LOS ANGELES, Dec. 16 (Xinhua) -- A team of international researchers have developed a new instrument for the U.S.-based Laser Interferometer Gravitational-wave Observatory (LIGO) which can take out quantum noise and extend the detectors' range, according to a recent release by the California Institute of Technology (Caltech).
The new device, named "quantum vacuum squeezer," helps LIGO to shave down this confounding quantum crackle, and extend the detectors' range by 15 percent.
LIGO used to pick up whispers of gravitational waves from space every month or so. Thanks to the squeezer, now it is happening nearly every week, according to the release.
The new instrument was designed, built and integrated with LIGO's detectors by researchers from the Massachusetts Institute of Technology (MIT), Caltech and the Australian National University.
"Where quantum mechanics comes in relates to the fact that LIGO's laser is made of photons," said lead author Maggie Tse from the MIT.
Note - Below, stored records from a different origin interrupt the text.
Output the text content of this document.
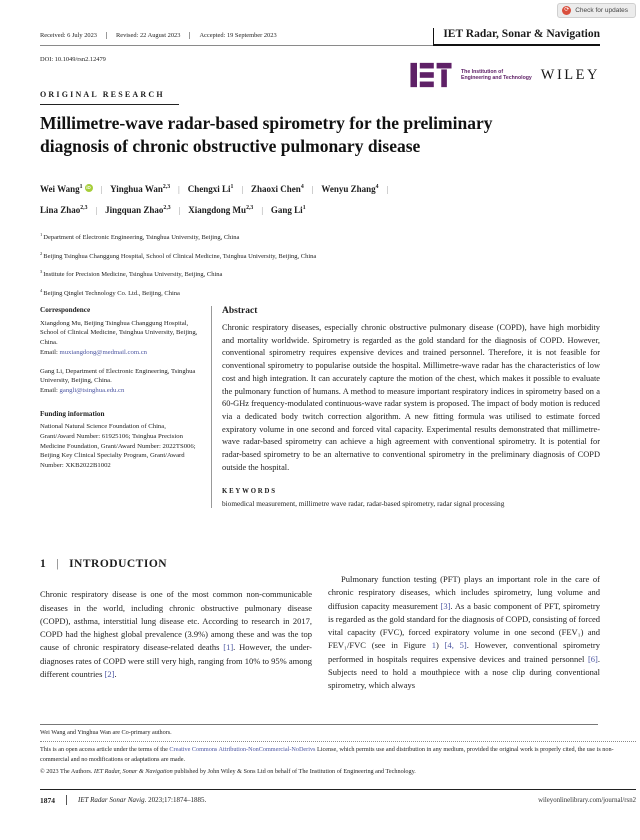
⟳ Check for updates
Received: 6 July 2023	Revised: 22 August 2023	Accepted: 19 September 2023	IET Radar, Sonar & Navigation
DOI: 10.1049/rsn2.12479
The Institution of
Engineering and Technology WILEY
ORIGINAL RESEARCH
Millimetre-wave radar-based spirometry for the preliminary diagnosis of chronic obstructive pulmonary disease
Wei Wang$^1$ iD | Yinghua Wan$^{2,3}$ | Chengxi Li$^1$ | Zhaoxi Chen$^4$ | Wenyu Zhang$^4$ |
Lina Zhao$^{2,3}$ | Jingquan Zhao$^{2,3}$ | Xiangdong Mu$^{2,3}$ | Gang Li$^1$
$^1$Department of Electronic Engineering, Tsinghua University, Beijing, China
$^2$Beijing Tsinghua Changgung Hospital, School of Clinical Medicine, Tsinghua University, Beijing, China
$^3$Institute for Precision Medicine, Tsinghua University, Beijing, China
$^4$Beijing Qinglei Technology Co. Ltd., Beijing, China
Correspondence
Xiangdong Mu, Beijing Tsinghua Changgung Hospital, School of Clinical Medicine, Tsinghua University, Beijing, China.
Email: muxiangdong@medmail.com.cn
Gang Li, Department of Electronic Engineering, Tsinghua University, Beijing, China.
Email: gangli@tsinghua.edu.cn
Funding information
National Natural Science Foundation of China, Grant/Award Number: 61925106; Tsinghua Precision Medicine Foundation, Grant/Award Number: 2022TS006; Beijing Key Clinical Specialty Program, Grant/Award Number: XKB2022B1002
Abstract
Chronic respiratory diseases, especially chronic obstructive pulmonary disease (COPD), have high morbidity and mortality worldwide. Spirometry is regarded as the gold standard for the diagnosis of COPD. However, conventional spirometry requires expensive devices and trained personnel. Therefore, it is not feasible for conventional spirometry to popularise outside the hospital. Millimetre-wave radar has the characteristics of low cost and high integration. It can accurately capture the motion of the chest, which makes it possible to evaluate the pulmonary function of humans. A method to measure important respiratory indices in spirometry based on a 60-GHz frequency-modulated continuous-wave radar system is proposed. The impact of body motion is reduced via a dedicated body twitch correction algorithm. A new fitting formula was utilised to estimate forced expiratory volume in one second and forced vital capacity. Experimental results demonstrated that millimetre-wave radar-based spirometry can achieve a high agreement with conventional spirometry. It is potential for radar-based spirometry to be an alternative to conventional spirometry in the preliminary diagnosis of COPD outside the hospital.
KEYWORDS
biomedical measurement, millimetre wave radar, radar-based spirometry, radar signal processing
1 | INTRODUCTION
Chronic respiratory disease is one of the most common non-communicable diseases in the world, including chronic obstructive pulmonary disease (COPD), asthma, interstitial lung disease etc. According to research in 2017, COPD had the highest global prevalence (3.9%) among these and was the top cause of chronic respiratory disease-related deaths [1]. However, the under-diagnoses rates of COPD were still very high, ranging from 10% to 95% among different countries [2].
Pulmonary function testing (PFT) plays an important role in the care of chronic respiratory diseases, which includes spirometry, lung volume and diffusion capacity measurement [3]. As a basic component of PFT, spirometry is regarded as the gold standard for the diagnosis of COPD, consisting of forced vital capacity (FVC), forced expiratory volume in one second (FEV₁) and FEV₁/FVC (see in Figure 1) [4, 5]. However, conventional spirometry performed in hospitals requires expensive devices and trained personnel [6]. Subjects need to hold a mouthpiece with a nose clip during conventional spirometry, which always
Wei Wang and Yinghua Wan are Co-primary authors.
This is an open access article under the terms of the Creative Commons Attribution-NonCommercial-NoDerivs License, which permits use and distribution in any medium, provided the original work is properly cited, the use is non-commercial and no modifications or adaptations are made.
© 2023 The Authors. IET Radar, Sonar & Navigation published by John Wiley & Sons Ltd on behalf of The Institution of Engineering and Technology.
1874	IET Radar Sonar Navig. 2023;17:1874–1885.	wileyonlinelibrary.com/journal/rsn2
"Instead of a continuous stream of laser light, if you look close enough it's actually a noisy parade of individual photons, each under the influence of vacuum fluctuations. Whereas a continuous stream of light would create a constant hum in the detector, the individual photons each arrive at the detector with a little pop," Tse said.
Combined with an increase in laser power, the detectors can pick out a gravitational wave generated by a source in the universe more than 400 million light years away, according to the study.
The study was published in the journal Physical Review Letters.